L’action est ouverte à tous ceux qui ont un intérêt légitime au succès ou au rejet d’une prétention, sous réserve des cas dans lesquels la loi attribue le droit d’agir aux seules personnes qu’elle qualifie pour élever ou combattre une prétention, ou pour défendre un intérêt déterminé.
Sur le fondement du texte susdit, le demandeur peut exercer devant le juge judiciaire une action en démolition si le demandeur invoque un préjudice personnel, prouve qu’a été commise une violation d’une règle d’urbanisme ou d’une servitude d’utilité publique, et que son préjudice résulte directement d’une telle violation.
L’arrêté du conseil départemental de l’Aube en date du 28 février 2014, énumérant les immeubles protégés au titre de la législation sur les monuments historiques, mentionne, s’agissant de la commune d'[Localité 11]:
château : portail d’entrée avec sa grille, ainsi que la rampe d’escalier en fer forgé (inscription au titre des monuments historiques : 1982).
Il est constant entre parties que l’installation agricole objet du permis de construire annulé, édifiée par les consorts [E], se situe à l’intérieur du périmètre de protection dont bénéfice le château susdit, propriété des époux [A], au titre de la législation sur les monuments historiques.

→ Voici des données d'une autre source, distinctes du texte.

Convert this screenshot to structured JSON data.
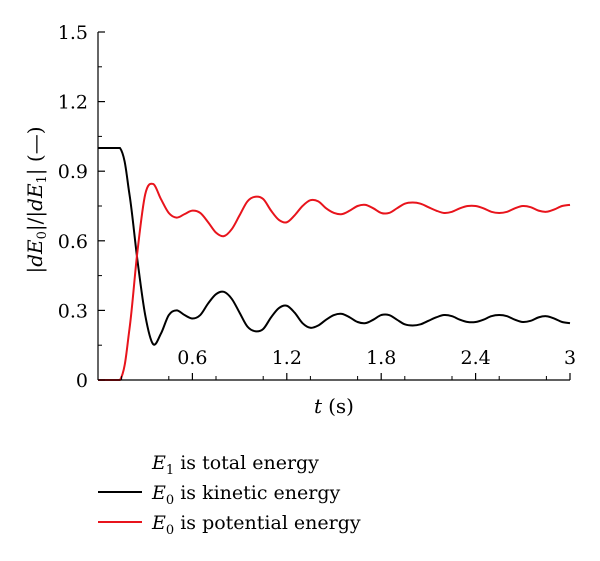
{
  "chart_data": {
    "type": "line",
    "xlabel_var": "t",
    "xlabel_unit": "(s)",
    "ylabel_parts": [
      "|",
      "dE",
      "0",
      "|/|",
      "dE",
      "1",
      "| (—)"
    ],
    "xlim": [
      0,
      3
    ],
    "ylim": [
      0,
      1.5
    ],
    "x_ticks": [
      0.6,
      1.2,
      1.8,
      2.4,
      3
    ],
    "x_tick_labels": [
      "0.6",
      "1.2",
      "1.8",
      "2.4",
      "3"
    ],
    "y_ticks": [
      0,
      0.3,
      0.6,
      0.9,
      1.2,
      1.5
    ],
    "y_tick_labels": [
      "0",
      "0.3",
      "0.6",
      "0.9",
      "1.2",
      "1.5"
    ],
    "grid": false,
    "legend_position": "bottom",
    "legend": {
      "header": {
        "symbol": "E",
        "sub": "1",
        "text": " is total energy"
      },
      "entries": [
        {
          "symbol": "E",
          "sub": "0",
          "text": " is kinetic energy",
          "color": "#000000"
        },
        {
          "symbol": "E",
          "sub": "0",
          "text": " is potential energy",
          "color": "#e8141c"
        }
      ]
    },
    "series": [
      {
        "color": "#000000",
        "x": [
          0,
          0.14,
          0.2,
          0.25,
          0.3,
          0.35,
          0.4,
          0.45,
          0.5,
          0.55,
          0.6,
          0.65,
          0.7,
          0.75,
          0.8,
          0.85,
          0.9,
          0.95,
          1.0,
          1.05,
          1.1,
          1.15,
          1.2,
          1.25,
          1.3,
          1.35,
          1.4,
          1.45,
          1.5,
          1.55,
          1.6,
          1.65,
          1.7,
          1.75,
          1.8,
          1.85,
          1.9,
          1.95,
          2.0,
          2.05,
          2.1,
          2.15,
          2.2,
          2.25,
          2.3,
          2.35,
          2.4,
          2.45,
          2.5,
          2.55,
          2.6,
          2.65,
          2.7,
          2.75,
          2.8,
          2.85,
          2.9,
          2.95,
          3.0
        ],
        "y": [
          1.0,
          1.0,
          0.8,
          0.52,
          0.28,
          0.155,
          0.2,
          0.28,
          0.3,
          0.28,
          0.265,
          0.28,
          0.33,
          0.37,
          0.38,
          0.35,
          0.29,
          0.23,
          0.21,
          0.22,
          0.27,
          0.31,
          0.32,
          0.29,
          0.245,
          0.225,
          0.235,
          0.26,
          0.28,
          0.285,
          0.27,
          0.25,
          0.245,
          0.26,
          0.28,
          0.28,
          0.26,
          0.24,
          0.235,
          0.24,
          0.255,
          0.27,
          0.28,
          0.275,
          0.26,
          0.25,
          0.25,
          0.26,
          0.275,
          0.28,
          0.275,
          0.26,
          0.25,
          0.255,
          0.27,
          0.275,
          0.265,
          0.25,
          0.245
        ]
      },
      {
        "color": "#e8141c",
        "x": [
          0,
          0.14,
          0.2,
          0.25,
          0.3,
          0.35,
          0.4,
          0.45,
          0.5,
          0.55,
          0.6,
          0.65,
          0.7,
          0.75,
          0.8,
          0.85,
          0.9,
          0.95,
          1.0,
          1.05,
          1.1,
          1.15,
          1.2,
          1.25,
          1.3,
          1.35,
          1.4,
          1.45,
          1.5,
          1.55,
          1.6,
          1.65,
          1.7,
          1.75,
          1.8,
          1.85,
          1.9,
          1.95,
          2.0,
          2.05,
          2.1,
          2.15,
          2.2,
          2.25,
          2.3,
          2.35,
          2.4,
          2.45,
          2.5,
          2.55,
          2.6,
          2.65,
          2.7,
          2.75,
          2.8,
          2.85,
          2.9,
          2.95,
          3.0
        ],
        "y": [
          0.0,
          0.0,
          0.22,
          0.55,
          0.8,
          0.845,
          0.78,
          0.72,
          0.7,
          0.715,
          0.73,
          0.72,
          0.68,
          0.635,
          0.62,
          0.65,
          0.71,
          0.77,
          0.79,
          0.78,
          0.73,
          0.69,
          0.68,
          0.71,
          0.75,
          0.775,
          0.77,
          0.74,
          0.72,
          0.715,
          0.73,
          0.75,
          0.755,
          0.74,
          0.72,
          0.72,
          0.74,
          0.76,
          0.765,
          0.76,
          0.745,
          0.73,
          0.72,
          0.725,
          0.74,
          0.75,
          0.75,
          0.74,
          0.725,
          0.72,
          0.725,
          0.74,
          0.75,
          0.745,
          0.73,
          0.725,
          0.735,
          0.75,
          0.755
        ]
      }
    ]
  }
}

Et d’ailleurs, le permis de construire annulé énonce lui-même que la construction sollicitée se situe dans le champ de visibilité du château.
Selon l’article 153-4 du règlement sanitaire départemental de l’Aube, les bâtiments renfermant des bovins ne peuvent être implantés à moins de 50 mètres des immeubles habités ou occupés habituellement par des tiers.
Or, il résulte des pièces du dossier, notamment du permis de construire, que la partie du hangar, qui comporte les étables, est située à 41,80 m de la propriété des époux [A], de sorte que le permis de construire méconnaît le règlement sanitaire départemental.
Selon l’article L. 111-3 du code de l’urbanisme,
La reconstruction à l’identique d’un bâtiment détruit ou démoli depuis moins de 10 ans est autorisée nonobstant toute disposition d’urbanisme contraire, sauf si la carte communale, le plan local d’urbanisme ou le plan de prévention des risques naturels prévisibles en dispose autrement, dès lors qu’il a été régulièrement édifié.
Il ressort des décisions des juridictions administratives de fond que si l’affectation à la vocation agricole des constructions antérieures est maintenue, et si l’unique hangar destiné à remplacer plusieurs bâtiments répond à une nécessaire adaptation aux normes et règles d’urbanisme, il apparaît cependant de l’ensemble des pièces du dossier, notamment du permis de construire, que le hangar unique autorisé par le permis de construire contesté, qui remplace plusieurs bâtiments, n’a pas la même implantation, la même surface, ni le même volume que les bâtiments détruits, et qu’ainsi il ne s’agit pas d’une recontruction à l’identique, de telle sorte que le bâtiment projeté est donc soumis aux règles d’urbanisme applicable aux bâtiments nouveaux à la date du permis de construire contesté.
Or, c’était précisément en considérant que le bâtiment objet du permis de construire faisait l’objet d’une reconstruction à l’identique que l’autorité chargée de délivrer le permis a exclu la distance minimale prévue par le règlement sanitaire départemental.
Il résulte des éléments qui précèdent que les époux [A] démontrent tout à la fois que le permis de construire litigieux a été annulé pour excès de pouvoir par la juridiction administrative, et que la construction litigieuse se situait dans une zone visée à l’article L. 480-13 du code de l’urbanisme.
* * * * *
Mais il reste à déterminer quelles seraient les règles d’urbanisme violées qui pourraient fonder la recevabilité de leur action appuyée sur ce texte.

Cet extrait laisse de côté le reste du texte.